By this hour the many banks and trading and lending houses lining the Ilynka had long since closed, so there really weren’t that many people about, just a few lowly clerks and such scurrying through the cold, their heads bent. At the appointed time-seven o’clock-I reached the designated corner and glanced around as gently as I could, seeing no one. I was, it seemed, in front of some kind of money house, and I drew back into the deep, arched doorway, my collar pulled up, more to hide my face than to block the cold. Not two minutes later, I heard the dull clatter of hooves on the snowy street and peered out. A small sleigh was making my way, its driver huddled against the snow. As if I were greeting an old friend, I stepped out, smiling and waving to him. This was our Savinkov, who, I think, was born in Warsaw and who had long been dedicated to ridding his homeland of the tsars. He had a keen, intelligent face, and when he saw me he smiled, his teeth so white in the night. Really, no one ever took him for a terrorist. He looked much more like a minor aristocrat from Poland, with that medium-brown hair, that sharp face, his tall forehead.

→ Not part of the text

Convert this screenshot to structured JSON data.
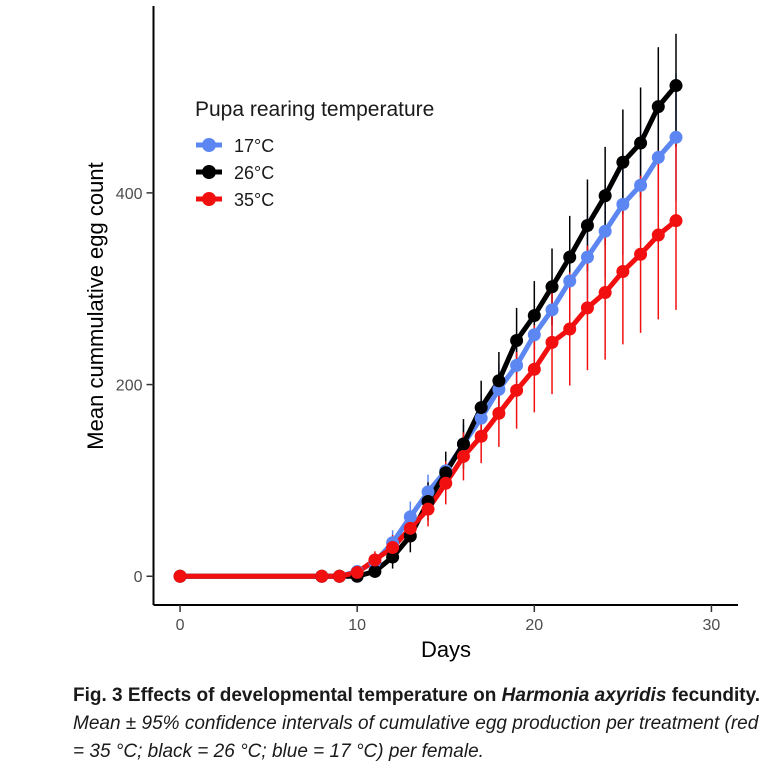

The bomb that Dora Brilliant had so carefully made for us was wrapped in a handkerchief, and I accepted it from Savinkov as if it were nothing more than a pot of warm pelmeni. We exchanged a few stupid words, and then I trundled off toward the Kremlin. Glancing back only once, I not only saw Savinkov and his sleigh disappear into the dark-he had one more bomb to deliver to another of our conspirators-but could detect no one following me.

Yes, this was going to be easy, very easy. All we had to do was lob this bomb through the carriage window, and that, without a doubt, would be the end of a Romanov or two.